When renovating your kitchen, you are making a huge investment into one of the most important rooms of your home. When considering a current fashionable trend, every home owner needs to proceed with caution. Pot racks hanging over the counter and ready to fall on your head, anyone? As Bob Vila.com’s Jennifer Noonan notes, “Perhaps you’ve heard the expression ‘kitchens sell houses.’ If that’s true that a beautiful and functional kitchen will help you sell your home, it’s also true that certain passé trends could hinder your sale.”
The good news: The great trends rarely go out of style. Good design trends, as House Logic notes, “address lifestyle needs, convenience and savings – ensuring you’ll enjoy your kitchen for many years.”
Here are some kitchen design trends with real savings power that will bring value to your life and home.
White Is The New Black
White cabinets, a popular choice for generations of homeowners for years, are more fashionable than ever. Check out the beautiful white cabinet options at Aristokraft, Bertch, KraftMaid, and Quality Cabinets – all available through Corridor Kitchens.
Sixty-seven percent of National Kitchen and Bath Association (NKBA) members call white their top choice for cabinets – a 20 percent climb from 2015. Plus, layering white on white with white splashes beneath white cabinets on white countertops was highlighted with a 2014 Best in American Living Award by the National Association of Home Builders.
White adds a stunning, glossy exterior and superior long-term performance. And like black, white is a timeless kitchen color.
Going Big by Going Small
Downsizing is the less cluttersome way of life for many Americans today, from millennials to retirees. Standard micro kitchens feature a two-burner cooktop, a combination microwave and convection oven, an 18-inch dishwasher and a 60-inch fridge or refrigerator drawer.
A secondary kitchen is ideal for young homeowners who don’t have children living at home or retirees.
The LED Lighting Solution
More American homeowners are choosing to see the savings light of kitchen LEDs. From toe kicks as nightlights to the inside of cabinet doors to highlight beautiful china to in crown molding to wash ceilings with lifts, LED lights are accenting millions of American kitchens with style and remarkable savings. What’s drawing today’s kitchen remodelers to LEDS?
- A rainbow of color options, from bright to soft white to red, blue and green
- Their easy installability and usefulness just about anywhere.
- Their heatless nature, which make them safe and ideal for cabinets or walls.
- A 50,000-hour lifespan – about five times the lighting power of CFLs.
- Steadily dropping prices.
The Fridge of Tomorrow
Forget Grandma’s “hulk” fridge, 21st century refrigeration is no longer limited to a single, boxy unit.

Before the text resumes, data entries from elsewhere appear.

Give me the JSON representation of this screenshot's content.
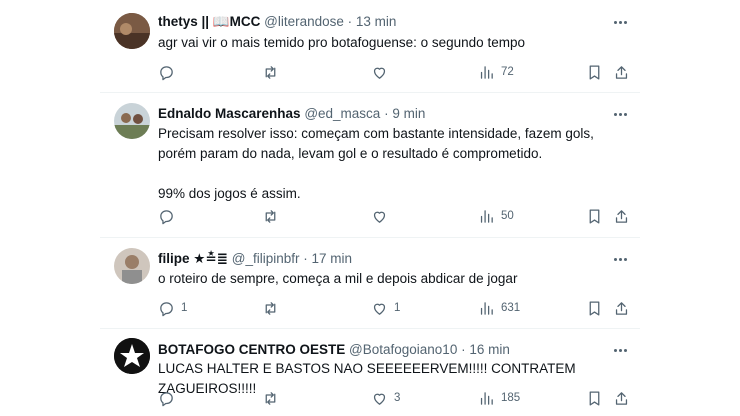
{
  "tweets": [
    {
      "name": "thetys || 📖MCC",
      "handle": "@literandose",
      "time": "13 min",
      "text": "agr vai vir o mais temido pro botafoguense: o segundo tempo",
      "replies": "",
      "retweets": "",
      "likes": "",
      "views": "72",
      "avatar_color": "#6b4a3a"
    },
    {
      "name": "Ednaldo Mascarenhas",
      "handle": "@ed_masca",
      "time": "9 min",
      "text": "Precisam resolver isso: começam com bastante intensidade, fazem gols,\nporém param do nada, levam gol e o resultado é comprometido.\n\n99% dos jogos é assim.",
      "replies": "",
      "retweets": "",
      "likes": "",
      "views": "50",
      "avatar_color": "#7a8a6a"
    },
    {
      "name": "filipe ★≛≣",
      "handle": "@_filipinbfr",
      "time": "17 min",
      "text": "o roteiro de sempre, começa a mil e depois abdicar de jogar",
      "replies": "1",
      "retweets": "",
      "likes": "1",
      "views": "631",
      "avatar_color": "#a89888"
    },
    {
      "name": "BOTAFOGO CENTRO OESTE",
      "handle": "@Botafogoiano10",
      "time": "16 min",
      "text": "LUCAS HALTER E BASTOS NAO SEEEEEERVEM!!!!! CONTRATEM ZAGUEIROS!!!!!",
      "replies": "",
      "retweets": "",
      "likes": "3",
      "views": "185",
      "avatar_color": "#111111"
    }
  ]
}
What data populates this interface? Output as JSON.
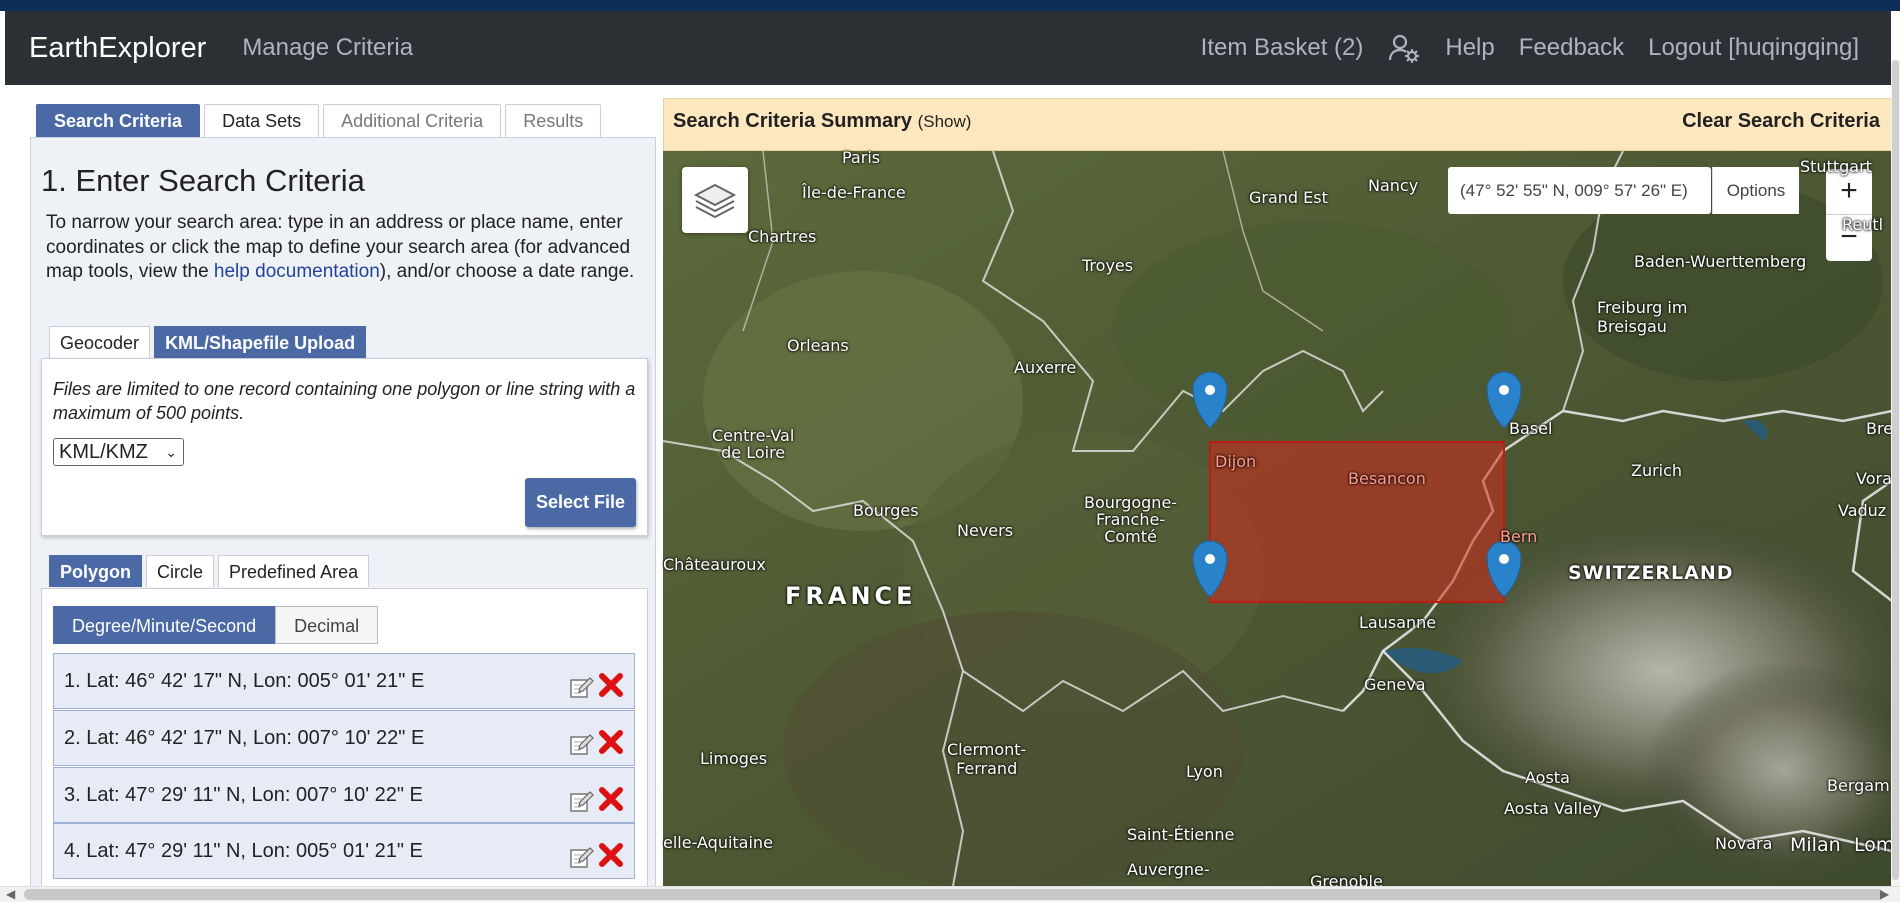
{
  "nav": {
    "brand": "EarthExplorer",
    "manage": "Manage Criteria",
    "basket": "Item Basket (2)",
    "user_icon": "user-gear-icon",
    "help": "Help",
    "feedback": "Feedback",
    "logout": "Logout [huqingqing]"
  },
  "tabs": [
    "Search Criteria",
    "Data Sets",
    "Additional Criteria",
    "Results"
  ],
  "section_title": "1. Enter Search Criteria",
  "intro": {
    "before": "To narrow your search area: type in an address or place name, enter coordinates or click the map to define your search area (for advanced map tools, view the ",
    "link": "help documentation",
    "after": "), and/or choose a date range."
  },
  "subtabs": [
    "Geocoder",
    "KML/Shapefile Upload"
  ],
  "upload": {
    "note": "Files are limited to one record containing one polygon or line string with a maximum of 500 points.",
    "format": "KML/KMZ",
    "select_file": "Select File"
  },
  "shape_tabs": [
    "Polygon",
    "Circle",
    "Predefined Area"
  ],
  "format_tabs": [
    "Degree/Minute/Second",
    "Decimal"
  ],
  "coordinates": [
    "1.  Lat: 46° 42' 17\" N, Lon: 005° 01' 21\" E",
    "2.  Lat: 46° 42' 17\" N, Lon: 007° 10' 22\" E",
    "3.  Lat: 47° 29' 11\" N, Lon: 007° 10' 22\" E",
    "4.  Lat: 47° 29' 11\" N, Lon: 005° 01' 21\" E"
  ],
  "summary": {
    "title": "Search Criteria Summary",
    "show": "(Show)",
    "clear": "Clear Search Criteria"
  },
  "map": {
    "coord_readout": "(47° 52' 55\" N, 009° 57' 26\" E)",
    "options": "Options",
    "zoom_in": "+",
    "zoom_out": "−",
    "selection_color": "#d42a1e",
    "places": {
      "paris": "Paris",
      "idf": "Île-de-France",
      "chartres": "Chartres",
      "grandest": "Grand Est",
      "nancy": "Nancy",
      "stuttgart": "Stuttgart",
      "reutlingen": "Reutl",
      "bw": "Baden-Wuerttemberg",
      "troyes": "Troyes",
      "freiburg": "Freiburg im\nBreisgau",
      "orleans": "Orleans",
      "auxerre": "Auxerre",
      "cvl": "Centre-Val\nde Loire",
      "dijon": "Dijon",
      "besancon": "Besancon",
      "basel": "Basel",
      "zurich": "Zurich",
      "bregenz": "Breg",
      "vorarlberg": "Vorarlb",
      "vaduz": "Vaduz",
      "bourges": "Bourges",
      "nevers": "Nevers",
      "bfc": "Bourgogne-\nFranche-\nComté",
      "bern": "Bern",
      "chateauroux": "Châteauroux",
      "france": "FRANCE",
      "switzerland": "SWITZERLAND",
      "lausanne": "Lausanne",
      "geneva": "Geneva",
      "limoges": "Limoges",
      "clermont": "Clermont-\nFerrand",
      "lyon": "Lyon",
      "aosta": "Aosta",
      "aostavalley": "Aosta Valley",
      "bergamo": "Bergam",
      "naquitaine": "elle-Aquitaine",
      "stetienne": "Saint-Étienne",
      "novara": "Novara",
      "milan": "Milan",
      "lom": "Lom",
      "ara": "Auvergne-",
      "grenoble": "Grenoble"
    }
  }
}
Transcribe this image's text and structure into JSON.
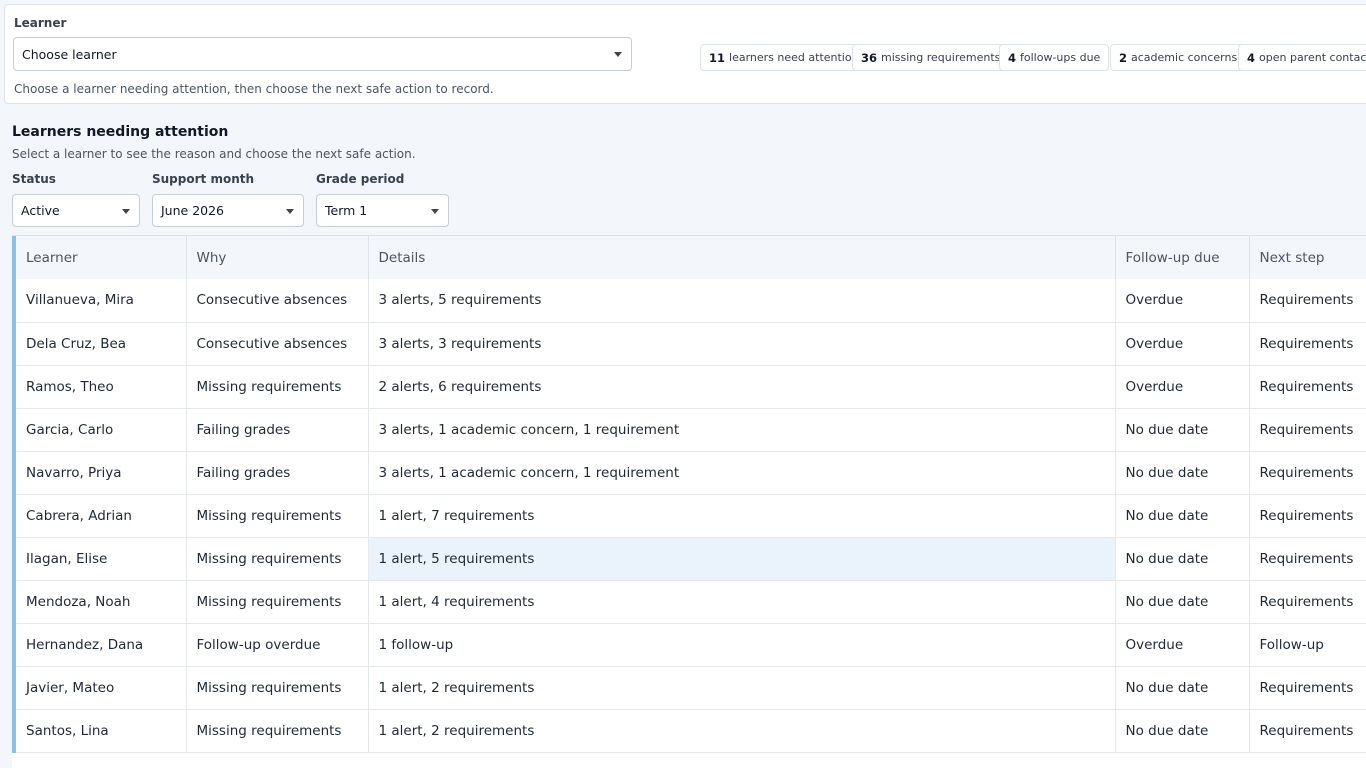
{
  "learner_picker": {
    "label": "Learner",
    "value": "Choose learner",
    "hint": "Choose a learner needing attention, then choose the next safe action to record."
  },
  "summary": [
    {
      "count": "11",
      "label": "learners need attention"
    },
    {
      "count": "36",
      "label": "missing requirements"
    },
    {
      "count": "4",
      "label": "follow-ups due"
    },
    {
      "count": "2",
      "label": "academic concerns"
    },
    {
      "count": "4",
      "label": "open parent contacts"
    }
  ],
  "section": {
    "title": "Learners needing attention",
    "subtitle": "Select a learner to see the reason and choose the next safe action."
  },
  "filters": {
    "status": {
      "label": "Status",
      "value": "Active"
    },
    "month": {
      "label": "Support month",
      "value": "June 2026"
    },
    "period": {
      "label": "Grade period",
      "value": "Term 1"
    }
  },
  "table": {
    "headers": [
      "Learner",
      "Why",
      "Details",
      "Follow-up due",
      "Next step"
    ],
    "rows": [
      [
        "Villanueva, Mira",
        "Consecutive absences",
        "3 alerts, 5 requirements",
        "Overdue",
        "Requirements"
      ],
      [
        "Dela Cruz, Bea",
        "Consecutive absences",
        "3 alerts, 3 requirements",
        "Overdue",
        "Requirements"
      ],
      [
        "Ramos, Theo",
        "Missing requirements",
        "2 alerts, 6 requirements",
        "Overdue",
        "Requirements"
      ],
      [
        "Garcia, Carlo",
        "Failing grades",
        "3 alerts, 1 academic concern, 1 requirement",
        "No due date",
        "Requirements"
      ],
      [
        "Navarro, Priya",
        "Failing grades",
        "3 alerts, 1 academic concern, 1 requirement",
        "No due date",
        "Requirements"
      ],
      [
        "Cabrera, Adrian",
        "Missing requirements",
        "1 alert, 7 requirements",
        "No due date",
        "Requirements"
      ],
      [
        "Ilagan, Elise",
        "Missing requirements",
        "1 alert, 5 requirements",
        "No due date",
        "Requirements"
      ],
      [
        "Mendoza, Noah",
        "Missing requirements",
        "1 alert, 4 requirements",
        "No due date",
        "Requirements"
      ],
      [
        "Hernandez, Dana",
        "Follow-up overdue",
        "1 follow-up",
        "Overdue",
        "Follow-up"
      ],
      [
        "Javier, Mateo",
        "Missing requirements",
        "1 alert, 2 requirements",
        "No due date",
        "Requirements"
      ],
      [
        "Santos, Lina",
        "Missing requirements",
        "1 alert, 2 requirements",
        "No due date",
        "Requirements"
      ]
    ]
  },
  "colors": {
    "accent_bar": "#8ec0e6",
    "row_highlight": "#eaf3fc"
  }
}
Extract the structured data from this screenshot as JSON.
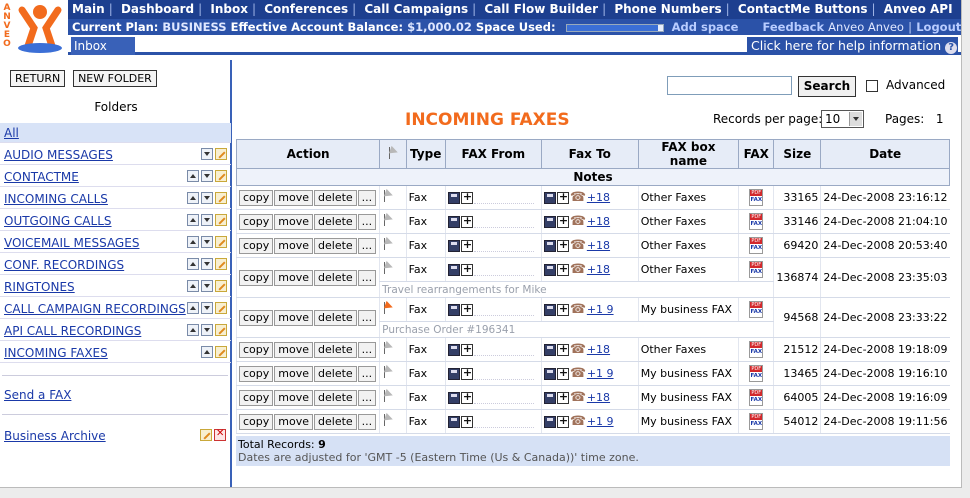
{
  "logo": {
    "text": "ANVEO"
  },
  "nav": [
    "Main",
    "Dashboard",
    "Inbox",
    "Conferences",
    "Call Campaigns",
    "Call Flow Builder",
    "Phone Numbers",
    "ContactMe Buttons",
    "Anveo API"
  ],
  "info": {
    "plan_label": "Current Plan:",
    "plan": "BUSINESS",
    "balance_label": "Effective Account Balance:",
    "balance": "$1,000.02",
    "space_label": "Space Used:",
    "space_used_fraction": 0.95,
    "add_space": "Add space",
    "feedback": "Feedback",
    "user": "Anveo Anveo",
    "logout": "Logout"
  },
  "tab": "Inbox",
  "help": "Click here for help information",
  "sidebar": {
    "return_btn": "RETURN",
    "new_folder_btn": "NEW FOLDER",
    "folders_title": "Folders",
    "all": "All",
    "folders": [
      "AUDIO MESSAGES",
      "CONTACTME",
      "INCOMING CALLS",
      "OUTGOING CALLS",
      "VOICEMAIL MESSAGES",
      "CONF. RECORDINGS",
      "RINGTONES",
      "CALL CAMPAIGN RECORDINGS",
      "API CALL RECORDINGS",
      "INCOMING FAXES"
    ],
    "send_fax": "Send a FAX",
    "business_archive": "Business Archive"
  },
  "search": {
    "button": "Search",
    "advanced": "Advanced"
  },
  "title": "INCOMING FAXES",
  "records_per_page_label": "Records per page:",
  "records_per_page": "10",
  "pages_label": "Pages:",
  "pages": "1",
  "columns": [
    "Action",
    "Type",
    "FAX From",
    "Fax To",
    "FAX box name",
    "FAX",
    "Size",
    "Date"
  ],
  "notes_header": "Notes",
  "action_buttons": [
    "copy",
    "move",
    "delete",
    "..."
  ],
  "rows": [
    {
      "type": "Fax",
      "fax_to": "+18",
      "box": "Other Faxes",
      "size": "33165",
      "date": "24-Dec-2008 23:16:12",
      "note": ""
    },
    {
      "type": "Fax",
      "fax_to": "+18",
      "box": "Other Faxes",
      "size": "33146",
      "date": "24-Dec-2008 21:04:10",
      "note": ""
    },
    {
      "type": "Fax",
      "fax_to": "+18",
      "box": "Other Faxes",
      "size": "69420",
      "date": "24-Dec-2008 20:53:40",
      "note": ""
    },
    {
      "type": "Fax",
      "fax_to": "+18",
      "box": "Other Faxes",
      "size": "136874",
      "date": "24-Dec-2008 23:35:03",
      "note": "Travel rearrangements for Mike"
    },
    {
      "type": "Fax",
      "fax_to": "+1 9",
      "box": "My business FAX",
      "size": "94568",
      "date": "24-Dec-2008 23:33:22",
      "note": "Purchase Order #196341"
    },
    {
      "type": "Fax",
      "fax_to": "+18",
      "box": "Other Faxes",
      "size": "21512",
      "date": "24-Dec-2008 19:18:09",
      "note": ""
    },
    {
      "type": "Fax",
      "fax_to": "+1 9",
      "box": "My business FAX",
      "size": "13465",
      "date": "24-Dec-2008 19:16:10",
      "note": ""
    },
    {
      "type": "Fax",
      "fax_to": "+18",
      "box": "My business FAX",
      "size": "64005",
      "date": "24-Dec-2008 19:16:09",
      "note": ""
    },
    {
      "type": "Fax",
      "fax_to": "+1 9",
      "box": "My business FAX",
      "size": "54012",
      "date": "24-Dec-2008 19:11:56",
      "note": ""
    }
  ],
  "flagged_rows": [
    4
  ],
  "footer": {
    "total_label": "Total Records:",
    "total": "9",
    "tz_note": "Dates are adjusted for 'GMT -5 (Eastern Time (Us & Canada))' time zone."
  }
}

Many homeowners are customizing their cooling needs with “point of use” refrigeration. The idea? Add cool wherever it’s needed.
Counter-height fridges are keeping produce cool in prep island, keeping wine chill and giving kids ice cold juice and soda after school.
The Green Water Faucet
Elegant, extremely convenient and the definition of Earth-friendly, touch and motion-activated water faucets allow users to save gallons of waters each month and save gallons of dollars on their water bills over time. With prices starting at $350, they are an expensive investment, but an environmentally and financially smart appliance in the long run.
Easy Accessibility Equals Easier Life
Old-school traditional kitchens have the classic beauty of yesterday, but few of the demanded amenities of today’s on the go lifestyle. An NKBA survey shows 56 percent of designers requested accessible and universal design features. Why? Because they make sense for most Americans’ lifestyles, which demand simplicity. Retiring baby boomers especially are looking for easy, uncomplicated tools for food and meal preparation.
Based on today’s favorite design trends, the future of American kitchens also includes side-opening ovens at counter height, drawers with deep, 24-inch pockets to hold just about everything in your kitchen, slots to hold plates and store knives and microwave drawers.
Wowing commercials and compelling demonstrations can be luring, but make sure the features you include in your kitchen’s redesign are practical, assessable and most importantly, make common financial and user sense. For while 1960s-eque kitchens are the definition of cool on TV’s “Mad Men,” their usability doesn’t measure up to the reality of American life in 2017.
“We will look back at (2017’s retro kitchen design craze) asking, ‘What we’re we thinking when we went Mid-Century Modern-crazy,” Schneider Kennedy Design’s David Schneider told Realtor.com.
Because not all of today’s hip kitchen designs are guaranteed to be trends that work for your kitchen and your family tomorrow.